# Drivers Door makes a popping sound when closing



## 06cyclonegto (Jun 7, 2010)

Hi all, first off if this is in the wrong section please move it to the correct Section as i couldn't find one dealing with this problem.

Got a New to me 2006 Cyclone GTO a few weeks ago and just a few days ago the drivers door when you close it makes this really loud popping sound (actually several depends on how far open it is) like it is a dry hinge or something. but i've lubed all the hinges and slide the goes into the door and it still does it.
any idea what the problem is and how do i fix it?:confused
thanks in advance, Charles


----------



## Bluegoat05 (Mar 22, 2010)

I would prob put this post in the service and maintenence forum... But it won't matter cause I have the answer ha ha I had the same problem and it's the A pillar of the car.. Next time you open your door look inside the jam where the hinges are you will see a black hinge thing it's the door stop and when it gets open too far it will bend the A pillar on the Car, not the door.
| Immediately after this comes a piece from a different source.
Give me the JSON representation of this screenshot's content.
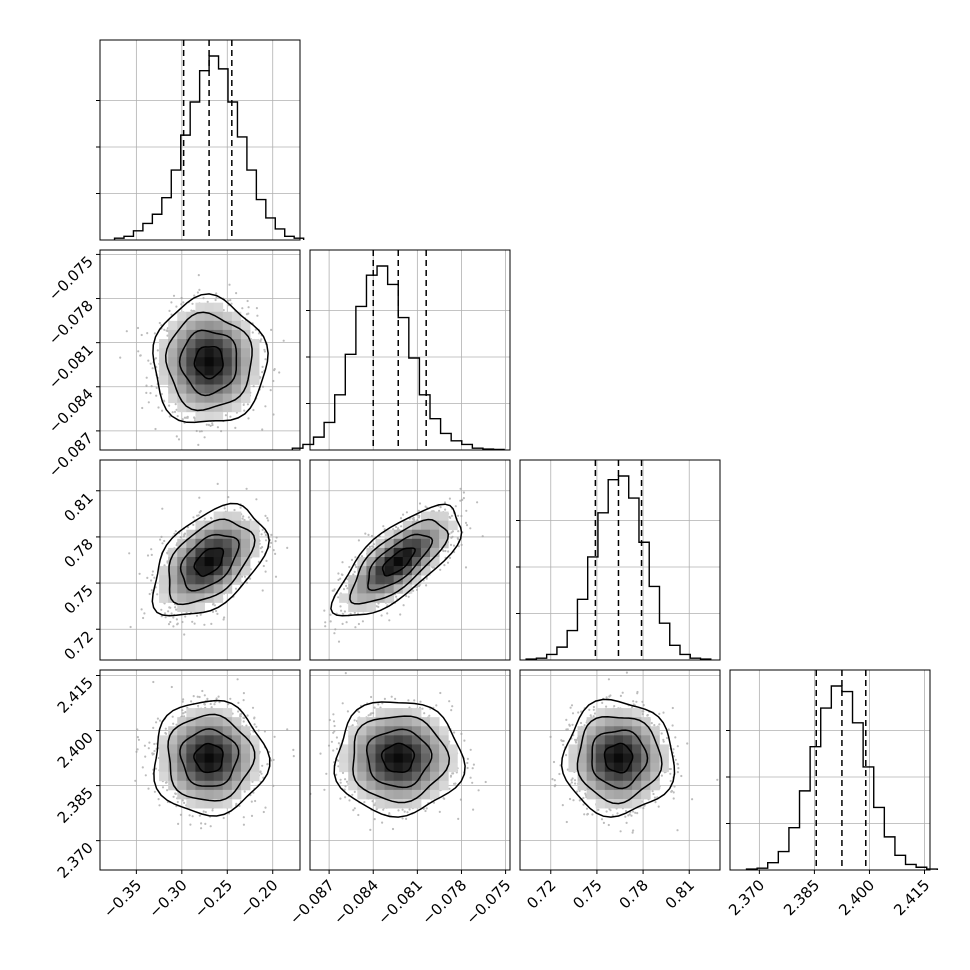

First off make sure that's the prob just open your door and look in there and open and close ur door slightly and if you see the sheet metal moves if it does that's it.. I fixed mine by simply takeing Off the door stop from the a pillar pushing it in the door and takin a punch or the socket you used to take off the stop and a hammer and pound it back in I kind of put a few small dents in it to make it stronger, make SURE you pound on it where it's not seen because it will scatch the paint. Also be Very carful not to open the door too far when you have this off or you will be sorry cause the door will open all the way into the fender


----------



## badgoat91 (Jul 13, 2009)

the door hinge is just loose, it doesent look like it, but tighten it down all the way and the noise will leave, mine did this 2


----------



## 06cyclonegto (Jun 7, 2010)

thanks guys. i got it fixed i checked out what you both said and it was the door slide was loose inside hinge, the bolts was almost ready to fall out. i could turn them with my hand. 
But i also checked out the door hinges are was suggested and it looked fine.
thanks again guys that had me concerned there.
Charles


----------